In the spring of 2014, the city council in Houston, Texas, passed an Equal Rights Ordinance (HERO) that banned discrimination in housing and employment based on, among other things, sexual orientation and gender identity. That did not sit well with anti-LGBT activists in the city, who set about collecting signatures in an effort to place the ordinance on the ballot in the next election so that voters could repeal it. 

When the signatures were submitted for verification, city officials declared that organizers had not gathered enough valid signatures and rejected the effort to place the ordinance on the ballot. In response, organizers sued the city and, as part of the lawsuit, attorneys for Houston subpoenaed "all speeches, presentations, or sermons related to HERO, the Petition, Mayor Annise Parker, homosexuality, or gender identity prepared by, delivered by, revised by, or approved by you or in your possession" from a handful of pastors who had been deeply involved in the effort to repeal the ordinance.

That move led to widespread outraged, the subpoenas was withdrawn and, eventually, the nondiscrimination ordinance was placed on the ballot and repealed by the voters.

Those are the facts of what happened ... but that is not the story that Texas-based right-wing activist and pseudo-historian David Barton told last week when he spoke at Charis Bible College.

In Barton's telling, Houston passed a nondiscrimination ordinance and then used it to persecute Christian pastors by demanding that they hand over all of their sermons, emails and social media posts so that government officials could scour them to see if anyone was criticizing homosexuality.

Nondiscrimination ordinances that protect sexual orientation and gender identity, Barton said, are unnecessary and designed solely to "attack biblical principles" and persecute Christians.

"When this ordinance was passed in Houston," Barton said, "Houston passed this ordinance and they said, 'Now pastors, we want to see your sermons.
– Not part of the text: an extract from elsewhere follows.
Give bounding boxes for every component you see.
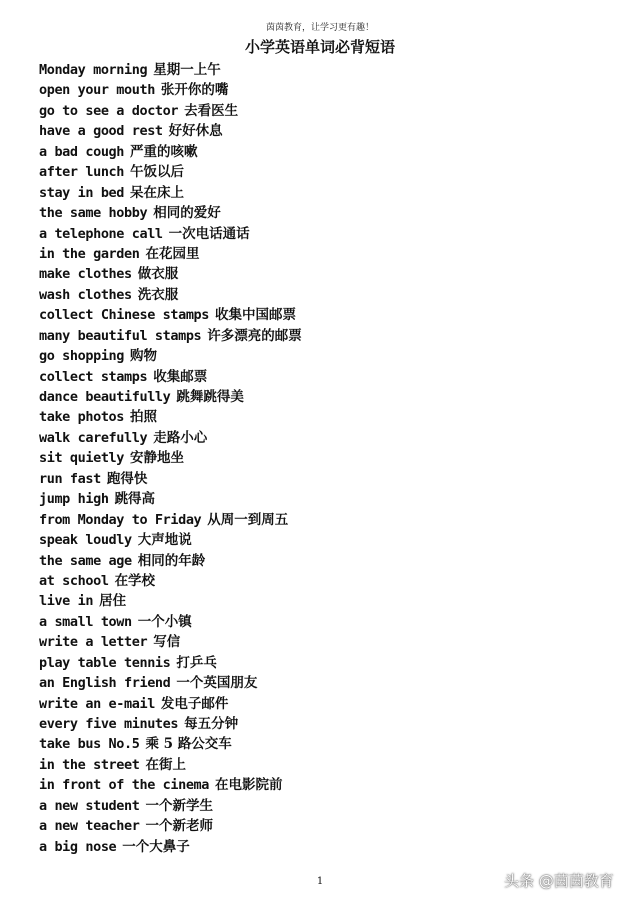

We have subpoenaed your sermons, we want to see if you're saying anything bad about homosexuality or homosexuals, because if you are, you're in trouble.' And so, with this NDO, it wasn't to protect the groups from discrimination, it was to go after Christians who were saying God has a moral standard of right and wrong and homosexuality is not right."

"We find the NDO being used to attack Christian pastors," Barton claimed. "They subpoenaed them and said, 'We want 16 forms of your communication, we want to see every text you've done, we want to see every email you've done, every Twitter, every Facebook, every social media of any kind; 16 different forms, we've subpoenaed them all.'"

Pastors are now "subject to civil action" in cities that have passed nondiscrimination ordinances, Barton falsely claimed:

This a perfect example of why Barton's claims about history cannot be trusted since, as we have noted before, if he cannot be relied upon to accurately recount recent events that anyone with access to Google can easily check and verify, why should anyone trust anything that he says about complex events from early American history?